Does it Pay to Get a PhD?

Ever thought of getting a PhD? Wonder if it is worth it or not?

Recently I have been asked this very question several times. They want to know my view on the PhD process.

Some are wanting a PhD for personal reasons, but everyone wants to know “Does it pay to have a PhD?”

 

In my case, yes. I have been put on boards (paid), been offered positions (for no other reason but the PhD), and of course I currently work at a university in a position which requires a PhD. But, I cannot claim this is typical. I know many PhDs who work normal corporate jobs that do not demand advanced degrees, and I even know some PhDs who are unemployed or underemployed.

But, given the questions, I decided to do a little research.

Common Reasons NOT to get a PhD.

In an article by CBS, they tell of reasons why not to get the PhD. Here is how I view some of their 12 reasons.

 

Reason 1. A PhD takes twice as long as a bachelor’s degree to complete.

My View – Duh.

 

Reason 2. Professors will exploit you.

My View – If you let them and you choose poorly, yes. But you have choices.

 

Reason 3. You could drop out. Only about 57 percent of doctoral students will get their PhD within 10 years of starting graduate school.

My View - I thought it was worse than that. This is a very true statistic. But, you are to blame here, not the system.

 

Reason 4. You might end up on food stamps. Since 2007, the PhD’s who filed for government assistance tripled.

My View – Who is to blame here?

 

Reason 5. Academic jobs are tough to find.

My View – True, but depends widely on your field. And, academia is not the only place that needs PhDs.

 

Reason 6. It could cost you and leave you in debt.

My View - Yes, if you are stupid and get a loan. Call Dave Ramsey and ask his advice about getting a loan to pay for a PhD. Just do not hold the phone to close to your ear when he responds.

 

Reason 7. You probably won’t get tenure.

My View - This may be true. Tenure is a deadly trap for universities. But, I would not be focused on tenure. Focus instead on getting results.

 

Reason 8. College presidents would eliminate tenure if they could.

My View - Agreed. So would I.

 

Reason 9. More than 50 percent of faculty are part-timers. Part-time faculty usually don’t have access to health insurance, retirement plans, and other benefits.

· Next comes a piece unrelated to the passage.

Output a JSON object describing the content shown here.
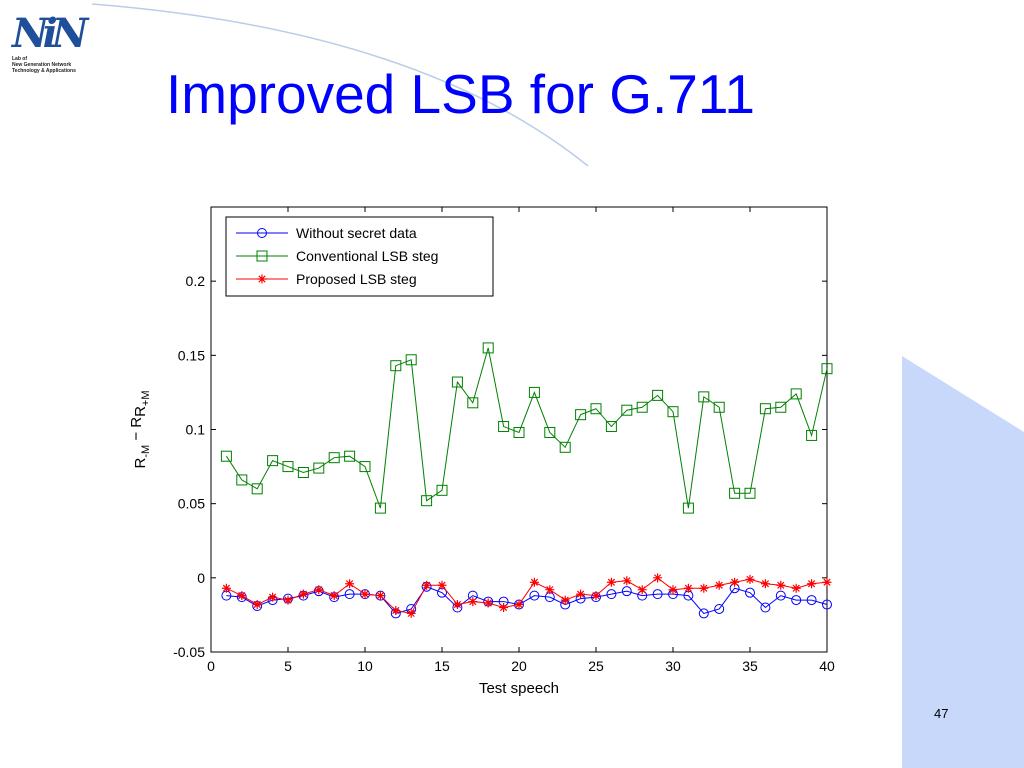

My View - Agreed. But that is part by choice. Many are working other jobs while teaching.

 

Reason 10. Jobs can also be scarce outside academia.

My View - This goes back to jobs are scarce. Not true. What is scarce is people who can market themselves and find opportunity.

 

Reason 11. Graduate schools play with the numbers about graduate stats.

My View - This may be true in a sense, but I do not think because they are playing games. The numbers are just hard to get. It is hard to track people once they left. We do not put tracking collars on PhDs.

 

Reason 12. Unfortunately, you can’t eat prestige. But you can write obscure papers that only a handful of people will read.

My View - Amen!!

 

Some of my observations on the PhD

  • The PhD is not the problem. The reason people quit and/or take 10 years is because they do not understand the basic of getting it done. The PhD, like anything else worth going after, takes planning and strategy.
  • The articles written with the bad data were not by PhD’s. Not to say they are not true in part, but could be biased.
  • Used properly, the PhD can be leveraged for money.
  • About 1.5% of the US population hold PhD’s. Want to be in the 1%? This is one way.

 

Why Get A PhD?

  • Persona goal – For me, it was a personal goal. Nothing else. I never planned to go into academia (really, I was drug in kicking and screaming) but just wanted to get to the PhD level.
  • If you plan to teach, adds real value.
  • Some jobs do require it. High level think tanks and related positions in organizations (yes – even corporations) hire only PhDs.
  • Sets you apart. You are in the 1%. Not always as positive thing, but this coupled with some common sense (no – the PhD and common sense to not have to be mutually exclusive) can help in some situations.
  • You will often be considered the smartest person in the room, even though you know it is not true. (If you think it is, you have another problem we can discuss later.)

This is my view on things. But, I am asked so often about strategy of how to get the PhD, the I am now doing some webinars on the subject. So, I expect soon I will know more PhDs!

Question: What is your view? Are you thinking of this route? Have you taken the PhD route and found it a waste?